The spool is part of a larger work by Dr David Boder, who interviewed at least 130 Jewish survivors after World War II to preserve the history of those who had endured ‘unspeakable horrors.’
Seventy years after the recordings were made, researchers have retrieved the voices from the antiquated wire spool, revealing songs that the Nazis forced their prisoners to sing – and the Jewish people’s songs of rebellion.
In the aftermath of World War II, Boder interviewed displaced survivors in Germany, Italy, France, and Switzerland, recorded on 200 spools of steel wire.
While much of the work has been archived at The University of Akron’s Drs. Nicholas and Dorothy Cummings Center for the History of Psychology since 1967, one spool was never found.
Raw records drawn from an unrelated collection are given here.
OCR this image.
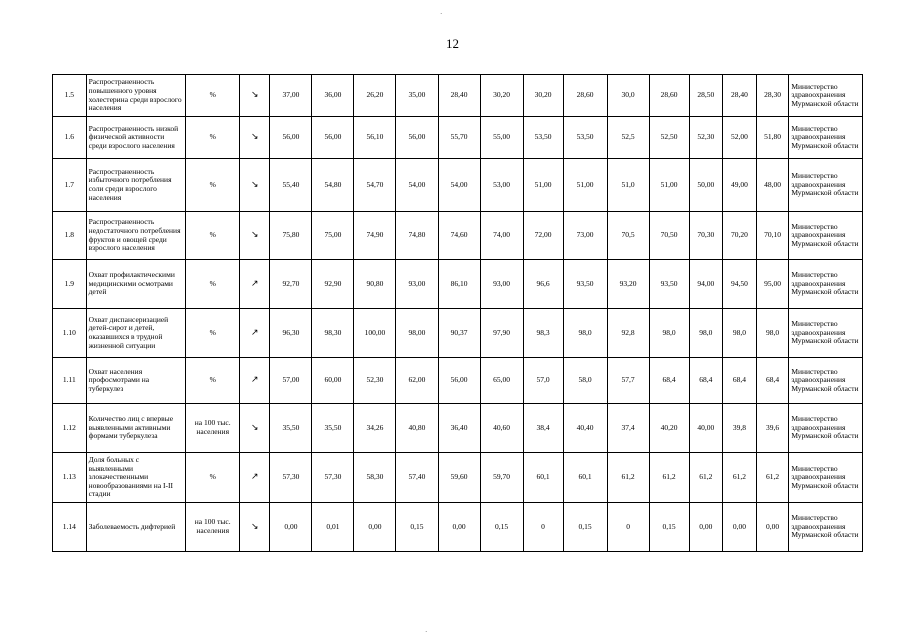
12
1.5	Распространенность повышенного уровня холестерина среди взрослого населения	%	↘	37,00	36,00	26,20	35,00	28,40	30,20	30,20	28,60	30,0	28,60	28,50	28,40	28,30	Министерство здравоохранения Мурманской области
1.6	Распространенность низкой физической активности среди взрослого населения	%	↘	56,00	56,00	56,10	56,00	55,70	55,00	53,50	53,50	52,5	52,50	52,30	52,00	51,80	Министерство здравоохранения Мурманской области
1.7	Распространенность избыточного потребления соли среди взрослого населения	%	↘	55,40	54,80	54,70	54,00	54,00	53,00	51,00	51,00	51,0	51,00	50,00	49,00	48,00	Министерство здравоохранения Мурманской области
1.8	Распространенность недостаточного потребления фруктов и овощей среди взрослого населения	%	↘	75,80	75,00	74,90	74,80	74,60	74,00	72,00	73,00	70,5	70,50	70,30	70,20	70,10	Министерство здравоохранения Мурманской области
1.9	Охват профилактическими медицинскими осмотрами детей	%	↗	92,70	92,90	90,80	93,00	86,10	93,00	96,6	93,50	93,20	93,50	94,00	94,50	95,00	Министерство здравоохранения Мурманской области
1.10	Охват диспансеризацией детей-сирот и детей, оказавшихся в трудной жизненной ситуации	%	↗	96,30	98,30	100,00	98,00	90,37	97,90	98,3	98,0	92,8	98,0	98,0	98,0	98,0	Министерство здравоохранения Мурманской области
1.11	Охват населения профосмотрами на туберкулез	%	↗	57,00	60,00	52,30	62,00	56,00	65,00	57,0	58,0	57,7	68,4	68,4	68,4	68,4	Министерство здравоохранения Мурманской области
1.12	Количество лиц с впервые выявленными активными формами туберкулеза	на 100 тыс. населения	↘	35,50	35,50	34,26	40,80	36,40	40,60	38,4	40,40	37,4	40,20	40,00	39,8	39,6	Министерство здравоохранения Мурманской области
1.13	Доля больных с выявленными злокачественными новообразованиями на I-II стадии	%	↗	57,30	57,30	58,30	57,40	59,60	59,70	60,1	60,1	61,2	61,2	61,2	61,2	61,2	Министерство здравоохранения Мурманской области
1.14	Заболеваемость дифтерией	на 100 тыс. населения	↘	0,00	0,01	0,00	0,15	0,00	0,15	0	0,15	0	0,15	0,00	0,00	0,00	Министерство здравоохранения Мурманской области
·
·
The recording containing Jewish songs from a camp in Henonville, France had been referenced in his work, but remained a mystery for decades.
But, digging through the three boxes in the archives at the Cummings Center to take stock of the collection, Jon Endres came upon a spool that had been entered into the system as ‘Heroville Songs.’
After digitizing the fragile recording, the researcher was ‘blown away’ by what he’d found, he explains in a blog post.